Studie zu Führungskräften: Bremen setzt auf Männer
In öffentlichen Bremer Unternehmen gingen im letzten Jahr 14 von 16 offene Spitzenpositionen an Männer. Das ist schon zum zweiten Jahr in Folge so.

Zwischen April 2024 und April 2025 wurden demnach nur 12,5 Prozent der Spitzenpositionen in öffentlichen Unternehmen im Land mit Frauen besetzt. In ganzen Zahlen ausgedrückt: Es gab in diesem Zeitraum 16 offene Stellen im Top-Management. Nur bei zweien davon hat man einer Frau vertraut. Nur das Saarland hatte noch schlechtere Werte.
Als öffentliche Unternehmen gelten dabei Unternehmen, die zwar grundsätzlich privatwirtschaftlich agieren, bei denen aber entweder das Land oder eine der beiden Städte Bremen und Bremerhaven mit mehr als 50 Prozent beteiligt ist. Dazu gehören in Bremen etwa die Wohnungsbauunternehmen Brebau und Gewoba, die Krankenhausgesellschaft Gesundheit Nord, die Bremer Bäder oder auch eine Fährgesellschaft. Die Unternehmen agieren privatwirtschaftlich, Bremen hat aber einen Einfluss.
Erhebungen des Landes selbst können die Erkenntnisse der Studie schon deshalb nicht bestätigen oder erklären, weil der letzte Beteiligungsbericht der Stadt für das Jahr 2023 erschienen ist. Ein Trend hin zu weniger Frauen in den Führungsetagen lässt sich dort ebenfalls nicht ableiten. Im Gegenteil: Zwischen 2020 und 2023 ist demnach der Frauenanteil bei den Geschäftsführungen von 22,4 auf 33,3 Prozent gestiegen. Die Fit-Studie zählte 2023 noch 31,1 Prozent. Die Zahlen sind nicht ganz vergleichbar, weil Bremerhaven im Beteiligungsbericht Bremens nicht berücksichtigt wird – wohl aber in der Fit-Studie.

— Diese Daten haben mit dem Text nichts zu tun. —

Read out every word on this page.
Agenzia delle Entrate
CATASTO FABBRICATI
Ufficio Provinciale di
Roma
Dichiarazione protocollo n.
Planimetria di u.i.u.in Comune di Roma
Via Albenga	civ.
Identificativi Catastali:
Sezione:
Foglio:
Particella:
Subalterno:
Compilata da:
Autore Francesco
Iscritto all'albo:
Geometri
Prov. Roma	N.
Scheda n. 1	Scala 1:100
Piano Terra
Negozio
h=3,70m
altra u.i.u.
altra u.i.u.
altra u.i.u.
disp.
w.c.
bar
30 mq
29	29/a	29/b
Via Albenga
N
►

Die Werte waren also immer weit von einer Parität entfernt, aber im Ländervergleich stand Bremen – laut Fit-Studie – damals doch überdurchschnittlich gut da: Der Durchschnitt aller untersuchten 69 Städte lag damals bei 21,5 Prozent. Noch für den Untersuchungszeitraum bis zum April 2023 konstatierte die Studie auch für die Neubesetzungen eine Spitzenposition für Bremen: Mit damals 38 Prozent war die Stadt noch direkt hinter Hamburg und Berlin ganz vorn dabei.
Ein einmaliger Ausrutscher ist die aktuell extrem männerlastige Besetzung nicht: Schon bei den Ergebnissen der Studie im vergangenen Jahr (für den Zeitraum April 2023 bis April 2024) gehörte Bremen zu den Schlusslichtern.

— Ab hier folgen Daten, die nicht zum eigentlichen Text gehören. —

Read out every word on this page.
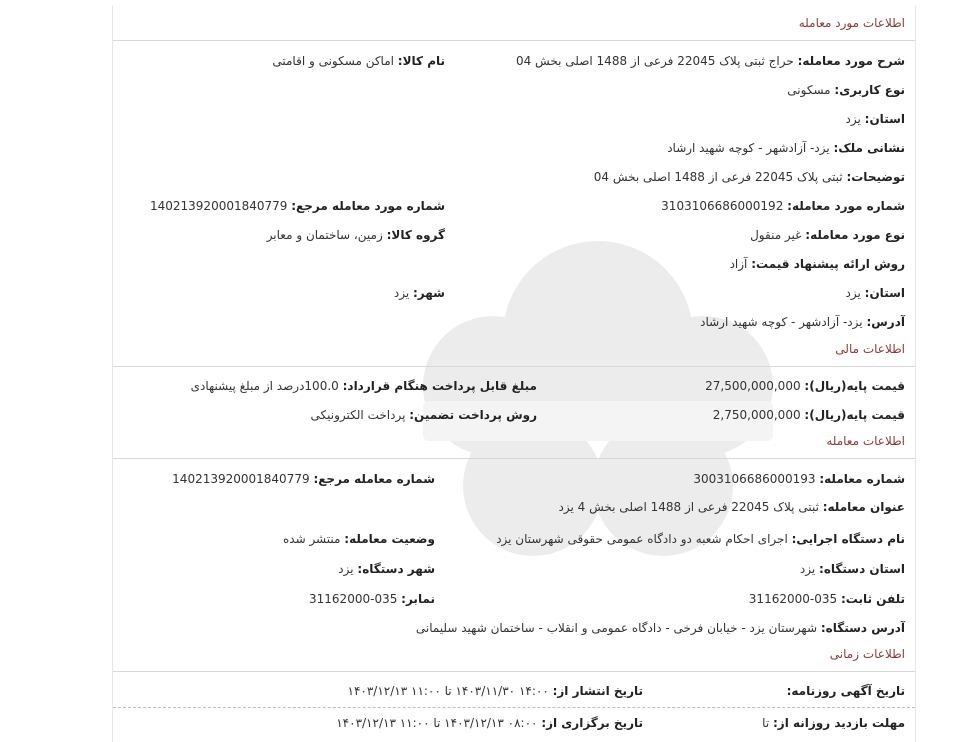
اطلاعات مورد معامله
شرح مورد معامله: حراج ثبتی پلاک 22045 فرعی از 1488 اصلی بخش 04
نام کالا: اماکن مسکونی و اقامتی
نوع کاربری: مسکونی
استان: یزد
نشانی ملک: یزد- آزادشهر - کوچه شهید ارشاد
توضیحات: ثبتی پلاک 22045 فرعی از 1488 اصلی بخش 04
شماره مورد معامله: 3103106686000192
شماره مورد معامله مرجع: 140213920001840779
نوع مورد معامله: غیر منقول
گروه کالا: زمین، ساختمان و معابر
روش ارائه پیشنهاد قیمت: آزاد
استان: یزد
شهر: یزد
آدرس: یزد- آزادشهر - کوچه شهید ارشاد
اطلاعات مالی
قیمت پایه(ریال): 27,500,000,000
مبلغ قابل پرداخت هنگام قرارداد: 100.0درصد از مبلغ پیشنهادی
قیمت پایه(ریال): 2,750,000,000
روش پرداخت تضمین: پرداخت الکترونیکی
اطلاعات معامله
شماره معامله: 3003106686000193
شماره معامله مرجع: 140213920001840779
عنوان معامله: ثبتی پلاک 22045 فرعی از 1488 اصلی بخش 4 یزد
نام دستگاه اجرایی: اجرای احکام شعبه دو دادگاه عمومی حقوقی شهرستان یزد
وضعیت معامله: منتشر شده
استان دستگاه: یزد
شهر دستگاه: یزد
تلفن ثابت: 035-31162000
نمابر: 035-31162000
آدرس دستگاه: شهرستان یزد - خیابان فرخی - دادگاه عمومی و انقلاب - ساختمان شهید سلیمانی
اطلاعات زمانی
تاریخ آگهی روزنامه:
تاریخ انتشار از: ۱۴:۰۰ ۱۴۰۳/۱۱/۳۰ تا ۱۱:۰۰ ۱۴۰۳/۱۲/۱۳
مهلت بازدید روزانه از: تا
تاریخ برگزاری از: ۰۸:۰۰ ۱۴۰۳/۱۲/۱۳ تا ۱۱:۰۰ ۱۴۰۳/۱۲/۱۳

Was zu der dramatischen Entwicklung geführt haben könnte, bleibt vorerst im Dunkeln. Dank der beiden schlechten Besetzungsjahre ist der Gesamtanteil an Chefinnen in öffentlichen Unternehmen seit 2023 auf 26 Prozent gefallen.
Die Zahl erstaunt auch deshalb, weil sie so unnötig erscheint. Bremen hat schon 2002 ein Gender-Mainstreaming-Konzept verankert, um die Gleichstellung von Männern und Frauen zu fördern. Der Auftrag des Konzepts: die Geschlechterperspektive systematisch bei allen Planungs- und Entscheidungsprozessen berücksichtigen. Bei Stellenbesetzungen hatte das aber offenbar bisher keine Auswirkungen.
Tatsächlich gibt es eine ganze Reihe von Möglichkeiten, die Stellenbesetzung in öffentlichen Unternehmen gendergerechter zu gestalten. Einen gesetzlichen Rahmen hat Bremen bisher nicht geschaffen.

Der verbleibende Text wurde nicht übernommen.